By leveraging very complex mathematics and calculations owning a certain set of numbers is the equivalent to owning a crisp dollar bill. This has the potential to radically speed up innovation by making handling of currency decentralized i.e. easier, faster and simpler. And also riskier. To date bitcoin is far from mass adoption, in part due to multiple high-profile fraud cases such as the spectacular downfall of Japanese bitcoin exchange Mt. Gox. The Kings of old understood that vibrant marketplaces and bazaars required careful nurture and protection from highwaymen and pirates – market making, or market design in the words of 2012 Nobel laureate Alvin Roth.
The key barrier to wider adoption, however, is the relatively high level of friction for the end user. Most people do not really care about the underlying technological revolution. They do care, however, about the several unfamiliar steps to get started, the fairly high level of computer skills needed for keeping the money safe, and the emotional friction due to the severe volatility of the exchange rate of bitcoin to e.g. US dollars. Not knowing whether your bitcoin would buy you 20, 240 or 60 Bic Macs over a two year period makes bitcoin seem more like a very risky investment than a store of value.

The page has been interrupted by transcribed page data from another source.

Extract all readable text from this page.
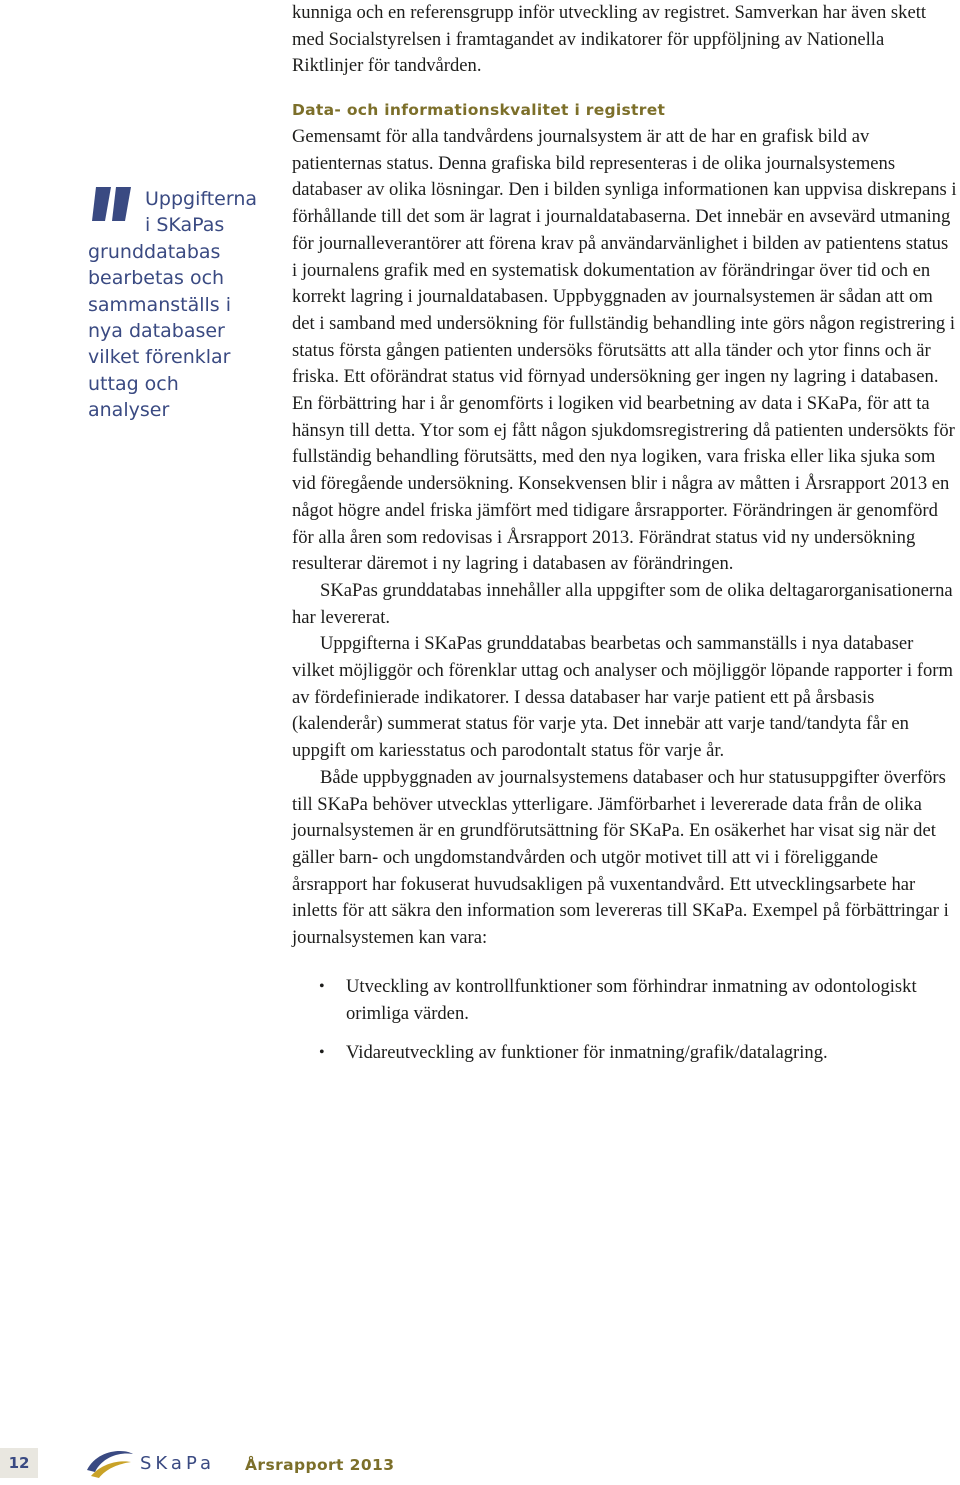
kunniga och en referensgrupp inför utveckling av registret. Samverkan har även skett med Socialstyrelsen i framtagandet av indikatorer för uppföljning av Nationella Riktlinjer för tandvården.

Data- och informationskvalitet i registret

Gemensamt för alla tandvårdens journalsystem är att de har en grafisk bild av patienternas status. Denna grafiska bild representeras i de olika journalsystemens databaser av olika lösningar. Den i bilden synliga informationen kan uppvisa diskrepans i förhållande till det som är lagrat i journaldatabaserna. Det innebär en avsevärd utmaning för journalleverantörer att förena krav på användarvänlighet i bilden av patientens status i journalens grafik med en systematisk dokumentation av förändringar över tid och en korrekt lagring i journaldatabasen. Uppbyggnaden av journalsystemen är sådan att om det i samband med undersökning för fullständig behandling inte görs någon registrering i status första gången patienten undersöks förutsätts att alla tänder och ytor finns och är friska. Ett oförändrat status vid förnyad undersökning ger ingen ny lagring i databasen. En förbättring har i år genomförts i logiken vid bearbetning av data i SKaPa, för att ta hänsyn till detta. Ytor som ej fått någon sjukdomsregistrering då patienten undersökts för fullständig behandling förutsätts, med den nya logiken, vara friska eller lika sjuka som vid föregående undersökning. Konsekvensen blir i några av måtten i Årsrapport 2013 en något högre andel friska jämfört med tidigare årsrapporter. Förändringen är genomförd för alla åren som redovisas i Årsrapport 2013. Förändrat status vid ny undersökning resulterar däremot i ny lagring i databasen av förändringen.

SKaPas grunddatabas innehåller alla uppgifter som de olika deltagarorganisationerna har levererat.

Uppgifterna i SKaPas grunddatabas bearbetas och sammanställs i nya databaser vilket möjliggör och förenklar uttag och analyser och möjliggör löpande rapporter i form av fördefinierade indikatorer. I dessa databaser har varje patient ett på årsbasis (kalenderår) summerat status för varje yta. Det innebär att varje tand/tandyta får en uppgift om kariesstatus och parodontalt status för varje år.

Både uppbyggnaden av journalsystemens databaser och hur statusuppgifter överförs till SKaPa behöver utvecklas ytterligare. Jämförbarhet i levererade data från de olika journalsystemen är en grundförutsättning för SKaPa. En osäkerhet har visat sig när det gäller barn- och ungdomstandvården och utgör motivet till att vi i föreliggande årsrapport har fokuserat huvudsakligen på vuxentandvård. Ett utvecklingsarbete har inletts för att säkra den information som levereras till SKaPa. Exempel på förbättringar i journalsystemen kan vara:

• Utveckling av kontrollfunktioner som förhindrar inmatning av odontologiskt orimliga värden.
• Vidareutveckling av funktioner för inmatning/grafik/datalagring.
Uppgifterna
i SKaPas
grunddatabas
bearbetas och
sammanställs i
nya databaser
vilket förenklar
uttag och
analyser
12	SKaPa Årsrapport 2013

The role of bank is shapeshifting
The way we pay is fundamentally and irrevocably changing. Digital money will flow like water, silently and smoothly, overseen by our personal assistants and connected devices. In the background furious cryptographic computation, biometric identification and instant communication ensure the safety and validity of all transactions. And as transaction leave the realm of the physical the ancient role of the banks is also shapeshifting from giant steel vaults – keeping our valuables safeguarded under lock and key – into the more elusive duty of keeping our personal data secure and uncorrupted. Even the Internet itself is transforming into a network of money, where generations of digital natives will be triggering payments as casually as they shoot off chat messages.
With this fundamental change our emotional relationship to money and payments will also evolve. To use the language of today’s youth: the amount of f-cks given by my daughter will be zero when her car negotiates and pays for parking by itself with the garage’s AI. Her smartwatch will silently and biometrically verify her presence picking up the groceries, authorizing the transfer of funds. Instead of keeping mental tabs on any and every transaction she will trust the discrete but precise summaries and warnings in her notification flow.
Summarize ebbs and flows
A newly established coffee shop’s mediocre latte at an outrageous 63 per cent above market price will be flagged down and posted on social media. Who pulled that kind of stunt any more!? At the end of the day or week her personal financial management app will intelligently summarize the ebbs and flows of money, highlighting anything out of the ordinary and recommending the best course of action. She will never have to learn the many social and societal rituals of payment of the card-bill-and-coin generation, such as hiding pin codes, rummaging through purses, or standing in front of the candy machine with the wrong sort of coin in your hand. How will she tip the bartender, just to impress her friends or her date?
Entering the bar that same Friday night I could feel the small wad of bills from my dad burning a hole in my pocket: Self-confidence, a sense of accomplishment, and the promise of a good night out with friends. Paying the bartender for the first of what would become many rounds that night I proudly blurted out: keep the change! Not because the service was fantastic, but because I could.